Pelaku Usaha Tanggapi Turunnya Transaksi Aset Kripto

IVOOX.id ā Volume transaksi aset kripto di Indonesia mengalami penurunan signifikan dalam setahun terakhir, menarik perhatian pelaku usaha dan pelaku pasar kripto. Pada tahun 2021, volume transaksi mencapai Rp 859,4 triliun, turun 63 persen menjadi Rp 306,4 triliun pada 2022, dan terus menurun hingga September 2023, hanya mencapai Rp 94,4 triliun.
Otoritas Jasa Keuangan (OJK) mengidentifikasi tingginya pajak sebagai salah satu penyebab penurunan ini. Besaran PPN final sebesar 1% dari tarif PPN umum 0,11% menjadi beban yang cukup berat bagi pelaku usaha. Robby, Chief Compliance Officer Reku dan Ketua Umum Aspakrindo-ABI, menyatakan bahwa keluhan pengguna terkait pajak telah mendorong investor beralih ke platform exchange luar negeri tanpa lisensi di Indonesia.
"Besaran PPN final yang dipungut dan disetor sebesar 1 persen dari tarif PPN umum atau sebesar 0,11 persen. Sementara penerapan PPN aset kripto tidak diberlakukan di banyak negara seperti Malaysia, Singapura, Thailand, Australia, dan Brazil. Tingginya beban yang ditanggung oleh investor ini mengakibatkan capital outflow yang signifikan atau dikhawatirkan, transaksi tidak lagi terjadi di Indonesia tapi di global," ungkap Robby dalam keterangan tertulisnya Sabtu (11/11/2023).
Pelaku usaha yang tergabung dalam Aspakrindo-ABI berpendapat bahwa diperlukan kolaborasi antar pemangku kepentingan untuk mengatasi masalah ini dan menciptakan industri aset kripto yang sehat di Indonesia. "Dibutuhkan kolaborasi antar pemangku kepentingan, sehingga tercipta industri yang sehat dan menguntungkan seluruh pelaku di ekosistem aset kripto Indonesia," pungkas Robby.

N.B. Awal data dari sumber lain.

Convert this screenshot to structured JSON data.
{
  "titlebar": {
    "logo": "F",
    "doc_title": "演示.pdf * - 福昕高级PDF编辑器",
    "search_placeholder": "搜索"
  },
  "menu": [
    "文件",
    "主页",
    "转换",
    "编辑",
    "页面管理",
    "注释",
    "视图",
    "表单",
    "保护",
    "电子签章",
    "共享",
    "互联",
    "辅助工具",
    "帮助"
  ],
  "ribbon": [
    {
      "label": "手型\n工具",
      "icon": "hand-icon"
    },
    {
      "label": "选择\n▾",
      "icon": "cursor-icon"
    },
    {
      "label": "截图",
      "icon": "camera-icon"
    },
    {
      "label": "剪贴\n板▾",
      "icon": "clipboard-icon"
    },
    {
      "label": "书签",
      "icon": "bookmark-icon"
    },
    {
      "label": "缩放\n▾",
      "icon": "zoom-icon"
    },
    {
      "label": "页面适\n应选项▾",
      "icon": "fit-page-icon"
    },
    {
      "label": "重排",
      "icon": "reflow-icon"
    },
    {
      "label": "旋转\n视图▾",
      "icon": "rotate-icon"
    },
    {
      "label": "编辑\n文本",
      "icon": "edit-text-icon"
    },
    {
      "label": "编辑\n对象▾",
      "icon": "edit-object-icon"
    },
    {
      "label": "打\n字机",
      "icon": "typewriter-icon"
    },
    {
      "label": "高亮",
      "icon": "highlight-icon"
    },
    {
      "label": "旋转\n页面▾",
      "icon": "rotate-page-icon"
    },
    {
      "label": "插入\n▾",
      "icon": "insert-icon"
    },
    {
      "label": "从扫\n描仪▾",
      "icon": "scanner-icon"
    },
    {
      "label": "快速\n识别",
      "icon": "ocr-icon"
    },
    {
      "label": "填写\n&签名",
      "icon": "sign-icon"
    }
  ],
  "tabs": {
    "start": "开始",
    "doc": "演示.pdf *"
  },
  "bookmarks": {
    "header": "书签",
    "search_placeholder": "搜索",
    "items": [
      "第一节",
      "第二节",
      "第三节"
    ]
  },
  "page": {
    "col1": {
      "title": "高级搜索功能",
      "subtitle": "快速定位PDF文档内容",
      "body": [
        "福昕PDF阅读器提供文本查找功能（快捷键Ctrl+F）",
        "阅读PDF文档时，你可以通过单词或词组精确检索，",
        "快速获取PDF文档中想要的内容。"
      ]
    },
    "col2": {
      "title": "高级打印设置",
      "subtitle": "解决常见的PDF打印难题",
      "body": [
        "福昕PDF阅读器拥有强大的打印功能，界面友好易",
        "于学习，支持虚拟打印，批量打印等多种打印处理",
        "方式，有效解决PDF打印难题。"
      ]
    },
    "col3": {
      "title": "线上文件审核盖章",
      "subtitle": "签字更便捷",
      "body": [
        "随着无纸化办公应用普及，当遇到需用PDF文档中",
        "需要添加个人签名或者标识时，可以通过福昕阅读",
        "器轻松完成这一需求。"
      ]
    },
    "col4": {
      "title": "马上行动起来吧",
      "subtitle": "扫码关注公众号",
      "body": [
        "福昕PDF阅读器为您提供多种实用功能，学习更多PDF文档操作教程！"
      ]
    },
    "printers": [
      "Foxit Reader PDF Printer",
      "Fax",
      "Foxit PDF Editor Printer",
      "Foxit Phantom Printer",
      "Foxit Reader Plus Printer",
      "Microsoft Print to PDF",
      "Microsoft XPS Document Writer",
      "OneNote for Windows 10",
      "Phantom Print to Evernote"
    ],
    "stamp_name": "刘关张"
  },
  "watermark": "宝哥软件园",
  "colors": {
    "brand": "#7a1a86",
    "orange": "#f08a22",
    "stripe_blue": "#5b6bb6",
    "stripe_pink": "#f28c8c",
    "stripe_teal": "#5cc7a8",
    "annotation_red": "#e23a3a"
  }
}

Meskipun terjadi penurunan volume transaksi aset kripto, para investor menunjukkan optimisme dengan memilih untuk menahan aset kripto yang mereka miliki, fenomena yang dikenal sebagai "hodl" (hold on for dear life). Fahmi Almuttaqin, Crypto Analyst Reku, menyebutkan bahwa meningkatnya nilai kelangkaan pada Bitcoin (BTC) dan Ethereum (ETH) membuat investor lebih memilih untuk menyimpan aset kripto mereka.
"Saat ini, lebih dari 93% Bitcoin telah ditambang, dan jumlah Ethereum yang biasanya selalu naik, kini mengalami penurunan imbas transisi Ethereum ke sistem konsensus PoS. Meningkatnya nilai kelangkaan pada BTC dan ETH membuat investor lebih memilih untuk menyimpan aset kripto yang mereka miliki," jelas Fahmi.
Dalam minggu ini, pasar kripto kemungkinan akan berspekulasi terhadap keputusan ETF Bitcoin Spot yang diajukan oleh Franklin dan Hashdex dengan deadline pada 17 November. Sementara itu, deadline kedua untuk ETF Bitcoin Spot yang diajukan oleh Global X jatuh pada 21 November. Optimisme berkembang terkait kemungkinan persetujuan ETF ini, memperbesar harapan akan fase bullish berikutnya di pasar kripto.
Menyikapi optimisme pasar, Robby menegaskan pentingnya memperkuat aksi untuk mencegah peningkatan transaksi di platform exchange luar negeri yang tidak terdaftar. "Harapannya, terkait perpajakan ini bisa segera didiskusikan bersama antar pelaku industri, asosiasi, dan regulator guna saling berbagi usulan dan mencari solusi yang lebih baik untuk penerapan regulasi yang ideal di ekosistem kripto," ujar Robby.